Un magnifique départ ne garantit rien. Le film Apollo 13 commence par une fusée puissante, précise, un public en délire, et 50 heures plus tard, « Houston, on a un problème ». Après le culte de Pâques, ses chants, ses témoignages, la dizaine de personnes qui ont pris la plus grande décision de leur vie, il faut que ce qui suit tienne. C'est pourquoi cette prédication ouvre une nouvelle série : une bonne nouvelle aux multiples facettes. La bonne nouvelle de Jésus est comme un diamant : vue de loin, c'est déjà beau, mais quand on s'approche, on découvre des facettes, des reflets, une profondeur. Ce matin, on s'approche de la première facette : pardonné. Non pas comme un mot qu'on croit connaître, mais comme une dette réelle, mesurée, soldée à la croix, et une vie à vivre en conséquence.

Plan du message

1. Comprendre : le pardon n'est pas un plan B

  • Un architecte ne commence pas à construire avant d'avoir fait ses plans. L'œuvre de Dieu commence exactement ainsi. Le pardon n'a pas commencé avec la croix ; il était prévu bien avant.
  • Prédit : Ésaïe 53, 700 ans avant Jésus, décrit un serviteur « percé pour nos péchés, brisé pour nos fautes… c'est par ses blessures que nous sommes guéris ». À l'époque, le supplice de la crucifixion n'existait même pas.
  • Accompli : le soir de son arrestation, Jésus dit : « Ceci est mon sang dans lequel est scellée l'alliance. Il va être versé pour beaucoup d'hommes afin que leurs péchés soient pardonnés. » Il savait exactement ce qu'il faisait.
  • Proclamé : Pierre annonce que « tout homme qui croit en lui reçoit par lui le pardon de ses péchés ». Paul écrit : « En Christ… nous avons reçu le pardon de nos fautes. » Le plan était prévu, il a été accompli, il est aujourd'hui proclamé.

2. Comprendre : pardonner, c'est libérer d'une dette

  • Le pardon n'est pas seulement une réponse à une blessure. Le vocabulaire biblique original (hébreu et grec), porte constamment une notion sous-jacente : la libération d'une dette.
  • La prière du Notre Père, dans sa traduction la plus littérale, dit : « Remets-nous nos dettes comme nous remettons à nos débiteurs. » Ce n'est pas une nuance, c'est le cœur du message.
  • Ce n'est pas Dieu qui fait comme si l'offense n'existait pas. Il y a une dette que les hommes devaient payer, et cette dette a été payée.

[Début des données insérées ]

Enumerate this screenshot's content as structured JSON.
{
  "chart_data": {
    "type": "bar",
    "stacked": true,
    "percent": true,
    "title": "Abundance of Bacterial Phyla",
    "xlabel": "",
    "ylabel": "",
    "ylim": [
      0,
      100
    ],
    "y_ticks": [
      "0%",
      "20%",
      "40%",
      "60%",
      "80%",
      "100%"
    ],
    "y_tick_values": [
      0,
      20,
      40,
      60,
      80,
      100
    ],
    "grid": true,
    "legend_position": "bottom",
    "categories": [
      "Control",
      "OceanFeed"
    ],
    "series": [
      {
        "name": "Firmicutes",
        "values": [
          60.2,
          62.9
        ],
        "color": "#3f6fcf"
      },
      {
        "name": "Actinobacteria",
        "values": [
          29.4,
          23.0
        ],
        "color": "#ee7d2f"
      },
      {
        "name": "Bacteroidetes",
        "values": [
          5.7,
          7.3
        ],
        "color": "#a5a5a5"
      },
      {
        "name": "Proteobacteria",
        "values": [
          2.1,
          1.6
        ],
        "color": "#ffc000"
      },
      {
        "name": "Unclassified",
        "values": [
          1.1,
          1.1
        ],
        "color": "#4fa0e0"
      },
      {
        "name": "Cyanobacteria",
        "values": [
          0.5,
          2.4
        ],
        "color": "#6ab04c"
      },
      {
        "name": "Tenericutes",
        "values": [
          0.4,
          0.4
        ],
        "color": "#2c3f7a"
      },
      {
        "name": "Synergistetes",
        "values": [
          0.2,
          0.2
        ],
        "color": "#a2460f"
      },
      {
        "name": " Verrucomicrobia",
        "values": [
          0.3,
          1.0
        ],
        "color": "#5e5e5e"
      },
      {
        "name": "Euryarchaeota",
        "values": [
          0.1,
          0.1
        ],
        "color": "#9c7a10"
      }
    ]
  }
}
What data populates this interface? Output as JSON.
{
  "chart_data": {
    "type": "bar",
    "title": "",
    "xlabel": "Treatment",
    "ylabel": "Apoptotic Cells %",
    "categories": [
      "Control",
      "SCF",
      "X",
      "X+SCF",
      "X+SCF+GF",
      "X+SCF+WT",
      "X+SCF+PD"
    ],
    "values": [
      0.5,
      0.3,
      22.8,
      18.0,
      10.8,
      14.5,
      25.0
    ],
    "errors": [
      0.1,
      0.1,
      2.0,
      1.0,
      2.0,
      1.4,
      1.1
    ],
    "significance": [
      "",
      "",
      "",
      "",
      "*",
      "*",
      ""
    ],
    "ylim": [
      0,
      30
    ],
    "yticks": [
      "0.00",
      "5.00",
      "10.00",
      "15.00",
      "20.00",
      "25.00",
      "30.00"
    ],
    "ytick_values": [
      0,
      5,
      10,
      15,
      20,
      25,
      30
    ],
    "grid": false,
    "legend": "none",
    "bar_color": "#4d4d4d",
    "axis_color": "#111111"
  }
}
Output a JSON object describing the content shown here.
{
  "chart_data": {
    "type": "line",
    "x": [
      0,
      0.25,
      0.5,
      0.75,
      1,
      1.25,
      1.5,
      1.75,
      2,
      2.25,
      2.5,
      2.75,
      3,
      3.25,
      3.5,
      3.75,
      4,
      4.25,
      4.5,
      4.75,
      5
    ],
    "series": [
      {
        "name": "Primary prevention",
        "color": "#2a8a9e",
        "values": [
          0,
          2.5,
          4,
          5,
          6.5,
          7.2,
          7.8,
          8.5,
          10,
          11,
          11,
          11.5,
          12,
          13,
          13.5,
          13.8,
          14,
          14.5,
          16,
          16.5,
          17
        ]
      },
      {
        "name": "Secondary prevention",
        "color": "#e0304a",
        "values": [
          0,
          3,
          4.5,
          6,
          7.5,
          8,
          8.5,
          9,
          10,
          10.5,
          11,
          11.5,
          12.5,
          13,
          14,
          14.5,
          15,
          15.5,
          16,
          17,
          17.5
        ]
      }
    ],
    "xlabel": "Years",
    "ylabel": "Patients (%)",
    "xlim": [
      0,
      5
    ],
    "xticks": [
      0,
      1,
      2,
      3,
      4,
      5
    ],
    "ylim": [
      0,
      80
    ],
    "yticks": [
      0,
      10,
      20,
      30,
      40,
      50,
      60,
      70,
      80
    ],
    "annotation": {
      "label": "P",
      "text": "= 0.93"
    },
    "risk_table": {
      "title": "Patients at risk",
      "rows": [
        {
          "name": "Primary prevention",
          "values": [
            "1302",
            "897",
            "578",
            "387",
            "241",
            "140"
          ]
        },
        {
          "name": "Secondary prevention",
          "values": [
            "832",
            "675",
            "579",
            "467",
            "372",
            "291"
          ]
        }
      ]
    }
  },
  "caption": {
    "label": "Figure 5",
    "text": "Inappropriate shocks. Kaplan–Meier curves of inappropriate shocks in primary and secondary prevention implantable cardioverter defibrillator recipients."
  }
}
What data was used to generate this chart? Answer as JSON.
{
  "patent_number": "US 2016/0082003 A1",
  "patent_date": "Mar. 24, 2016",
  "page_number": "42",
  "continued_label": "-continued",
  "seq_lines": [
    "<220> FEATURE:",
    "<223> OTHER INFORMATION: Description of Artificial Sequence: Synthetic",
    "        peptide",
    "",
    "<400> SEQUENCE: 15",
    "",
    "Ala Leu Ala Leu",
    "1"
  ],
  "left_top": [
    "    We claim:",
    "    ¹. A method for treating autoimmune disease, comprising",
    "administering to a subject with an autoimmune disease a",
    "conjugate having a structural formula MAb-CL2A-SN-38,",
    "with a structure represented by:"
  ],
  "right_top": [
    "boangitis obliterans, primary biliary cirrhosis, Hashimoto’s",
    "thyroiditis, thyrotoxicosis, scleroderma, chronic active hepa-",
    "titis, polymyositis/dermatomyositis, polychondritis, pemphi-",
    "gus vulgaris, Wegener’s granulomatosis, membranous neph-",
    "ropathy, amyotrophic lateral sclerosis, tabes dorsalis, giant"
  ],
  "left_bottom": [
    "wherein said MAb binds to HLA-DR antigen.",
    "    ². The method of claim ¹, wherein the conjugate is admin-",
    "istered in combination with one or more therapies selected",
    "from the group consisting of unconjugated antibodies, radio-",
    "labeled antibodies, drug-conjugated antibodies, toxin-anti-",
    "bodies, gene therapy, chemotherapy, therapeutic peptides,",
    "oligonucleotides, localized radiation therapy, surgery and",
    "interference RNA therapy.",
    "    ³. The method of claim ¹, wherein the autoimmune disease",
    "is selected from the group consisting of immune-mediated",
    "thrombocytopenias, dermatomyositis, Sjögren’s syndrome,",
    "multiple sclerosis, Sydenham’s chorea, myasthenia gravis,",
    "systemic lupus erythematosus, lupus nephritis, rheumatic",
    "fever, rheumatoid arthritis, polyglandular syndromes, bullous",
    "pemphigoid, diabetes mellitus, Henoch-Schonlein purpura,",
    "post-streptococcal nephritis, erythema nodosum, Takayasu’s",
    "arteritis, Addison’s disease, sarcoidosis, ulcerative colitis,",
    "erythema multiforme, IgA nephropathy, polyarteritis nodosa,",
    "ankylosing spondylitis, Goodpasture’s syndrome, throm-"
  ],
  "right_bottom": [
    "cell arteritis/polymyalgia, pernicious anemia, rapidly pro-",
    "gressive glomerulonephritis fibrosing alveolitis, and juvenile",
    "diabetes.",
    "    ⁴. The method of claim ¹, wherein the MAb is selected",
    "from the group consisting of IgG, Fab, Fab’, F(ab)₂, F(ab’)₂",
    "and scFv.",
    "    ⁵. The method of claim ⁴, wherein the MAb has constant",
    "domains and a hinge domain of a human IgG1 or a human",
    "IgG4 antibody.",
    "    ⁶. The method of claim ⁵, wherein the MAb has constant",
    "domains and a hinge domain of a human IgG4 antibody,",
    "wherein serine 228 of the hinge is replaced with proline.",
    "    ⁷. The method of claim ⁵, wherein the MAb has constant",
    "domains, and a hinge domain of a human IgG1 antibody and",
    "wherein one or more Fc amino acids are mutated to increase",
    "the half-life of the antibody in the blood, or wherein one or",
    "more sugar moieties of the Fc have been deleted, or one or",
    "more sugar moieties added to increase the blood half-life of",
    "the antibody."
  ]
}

3. Mesurer la grâce : mesurer le problème

  • Nous avons été pardonnés, de quoi, exactement ? Tout dépend du sens qu'on donne au mot péché. La plupart pensent à une liste d'actes mauvais (meurtre, mensonge…), aux « sept péchés capitaux ». Mais la première définition biblique du péché n'est pas une liste d'actes.
  • Le péché, littéralement, c'est « tirer et rater sa cible ». C'est l'homme qui n'atteint pas ce pour quoi il a été créé, qui vit pour lui-même, prend sa propre route sans son Créateur.
  • Cette posture engendre une dette. Comme des impôts non payés : que tu y penses ou non, que tu te sentes coupable ou non, la dette existe. Nous avons été créés par Dieu, pour Dieu, nous lui devons notre existence, notre souffle, tout. Vivre en ignorant cela, c'est contracter une dette envers celui à qui tout appartient.
  • Image : imagine un créateur d'entreprise qui a tout donné pour bâtir la sienne. Il emploie généreusement des gens. Un jour, ses employés se retournent contre lui, ignorent ses directives, dirigent l'entreprise à sa place, et quand il se présente, ils lui crachent au visage. C'est ce que l'humanité a fait avec Dieu. « Tous ont péché en effet et sont privés de la glorieuse présence de Dieu. » Tous, sans exception. Et n'y a-t-il pas eu des hommes qui ont réellement craché au visage de Jésus ?
  • Ce n'est pas seulement un péché individuel. C'est structurel. Le prédicateur évoque avoir vu le film Mouwegé, sur le docteur congolais Denis Mukwege qui soigne dans l'est du Congo les femmes victimes de violences sexuelles épouvantables. Interrogé sur les coupables, Mukwege répond : les militaires rwandais, les Congolais, ceux qui continuent d'extraire le coltan, les communautés internationales qui ferment les yeux parce que nos téléphones ont besoin de ce minerai, ceux qui gardent le silence. Ce n'est pas un problème congolais ou rwandais, dit-il, c'est un problème humain. Et Martin Luther King disait déjà : « À la fin, ce ne sont pas les mots de nos ennemis qui vont rester, mais le silence de nos amis. »
  • Devant l'ampleur de ce mal, la première chose à faire est de se mettre à genoux et de dire : « Pardonne-nous, Seigneur. »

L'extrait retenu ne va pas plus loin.